I'm wondering should I take her to that street every time we go on walks now or should I go somewhere different? That's the only area where she wants to walk. When you walk your dog, do you take the same route every time?


----------



## LOVE_BABY (May 5, 2015)

Great! I'm glad she found a street on which she feels comfortable walking! Since you asked, I think if it were me, I would go back to that same street where she liked to walk before & walk her there again regularly, but every time you walk her there at the end of your walk perhaps venture a little bit outside of her comfort zone each time slowly getting her accustomed to some new areas. And every now & then perhaps try beginning your walk in a completely new area just to see how she does with it so you can tell if she's gotten over her fear of walking other places or not. 

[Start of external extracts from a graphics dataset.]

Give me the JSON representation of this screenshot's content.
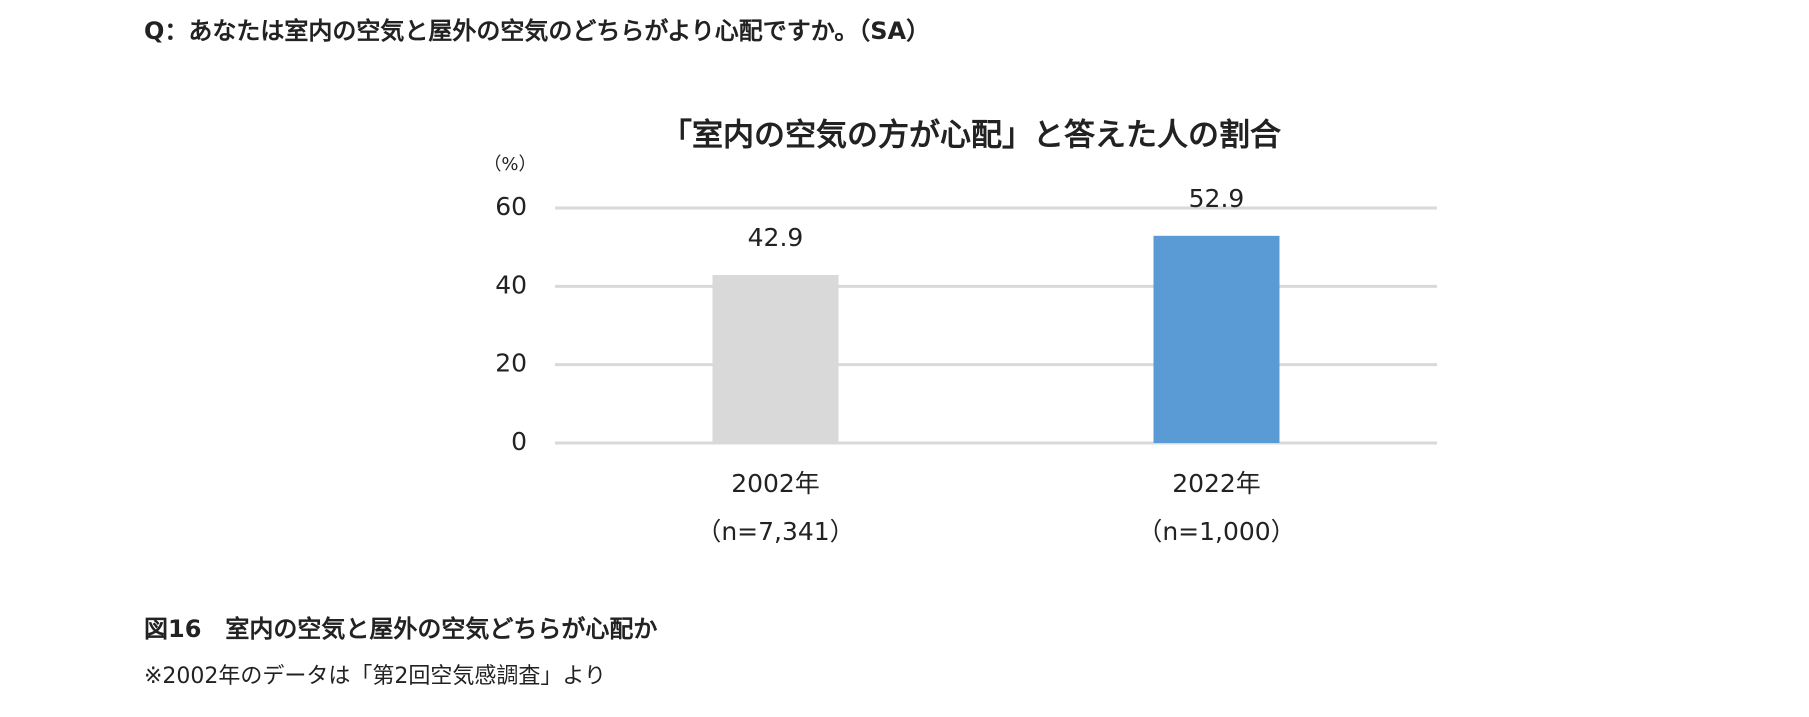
{
  "question": "Q：あなたは室内の空気と屋外の空気のどちらがより心配ですか。（SA）",
  "chart_data": {
    "type": "bar",
    "title": "「室内の空気の方が心配」と答えた人の割合",
    "y_label": "（%）",
    "categories": [
      "2002年",
      "2022年"
    ],
    "sample_sizes": [
      "（n=7,341）",
      "（n=1,000）"
    ],
    "values": [
      42.9,
      52.9
    ],
    "colors": [
      "#d9d9d9",
      "#5b9bd5"
    ],
    "ylim": [
      0,
      60
    ],
    "yticks": [
      0,
      20,
      40,
      60
    ],
    "grid": true
  },
  "figure_caption": "図16　室内の空気と屋外の空気どちらが心配か",
  "note": "※2002年のデータは「第2回空気感調査」より"
}
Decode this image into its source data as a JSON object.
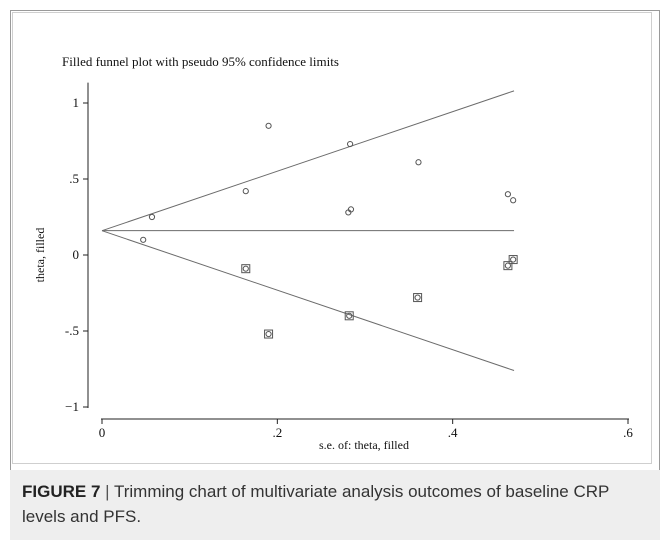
{
  "caption": {
    "label": "FIGURE 7",
    "separator": "|",
    "text": "Trimming chart of multivariate analysis outcomes of baseline CRP levels and PFS."
  },
  "chart_data": {
    "type": "scatter",
    "title": "Filled funnel plot with pseudo 95% confidence limits",
    "xlabel": "s.e. of: theta, filled",
    "ylabel": "theta, filled",
    "xlim": [
      0,
      0.6
    ],
    "ylim": [
      -1.1,
      1.2
    ],
    "x_ticks": [
      0,
      0.2,
      0.4,
      0.6
    ],
    "x_tick_labels": [
      "0",
      ".2",
      ".4",
      ".6"
    ],
    "y_ticks": [
      -1,
      -0.5,
      0,
      0.5,
      1
    ],
    "y_tick_labels": [
      "−1",
      "-.5",
      "0",
      ".5",
      "1"
    ],
    "grid": false,
    "pooled_estimate": 0.16,
    "funnel_max_se": 0.47,
    "funnel_upper_end": 1.08,
    "funnel_lower_end": -0.76,
    "series": [
      {
        "marker": "circle",
        "points": [
          [
            0.047,
            0.1
          ],
          [
            0.057,
            0.25
          ],
          [
            0.164,
            0.42
          ],
          [
            0.19,
            0.85
          ],
          [
            0.281,
            0.28
          ],
          [
            0.284,
            0.3
          ],
          [
            0.283,
            0.73
          ],
          [
            0.361,
            0.61
          ],
          [
            0.463,
            0.4
          ],
          [
            0.469,
            0.36
          ]
        ]
      },
      {
        "marker": "boxed-circle",
        "points": [
          [
            0.164,
            -0.09
          ],
          [
            0.19,
            -0.52
          ],
          [
            0.282,
            -0.4
          ],
          [
            0.36,
            -0.28
          ],
          [
            0.463,
            -0.07
          ],
          [
            0.469,
            -0.03
          ]
        ]
      }
    ],
    "colors": {
      "axis": "#222222",
      "line": "#6b6b6b",
      "marker": "#555555"
    }
  }
}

As for walking my own dog, he will usually walk anywhere I take him but as you already know he gets moody occasionally along the way & will suddenly stop at times to lay in the grass, and also once in a while still lay's down for 'no apparent reason'. He will also do this if he hears a loud scary noise such as loud truck or something go by, then he will cower to the ground & 'hit the dirt' as my Husband & I say. Baby is not a 'perfect' walker but he is so much more improved from when he was a puppy. I think if we had just kept him in the house & had given up & stopped trying back then he probably wouldn't walk at all outside now, I think it's because we kept at it & didn't give up trying that he finally got conditioned to it & got used to it. I'm glad we kept at it because we can take him anywhere with us now.


----------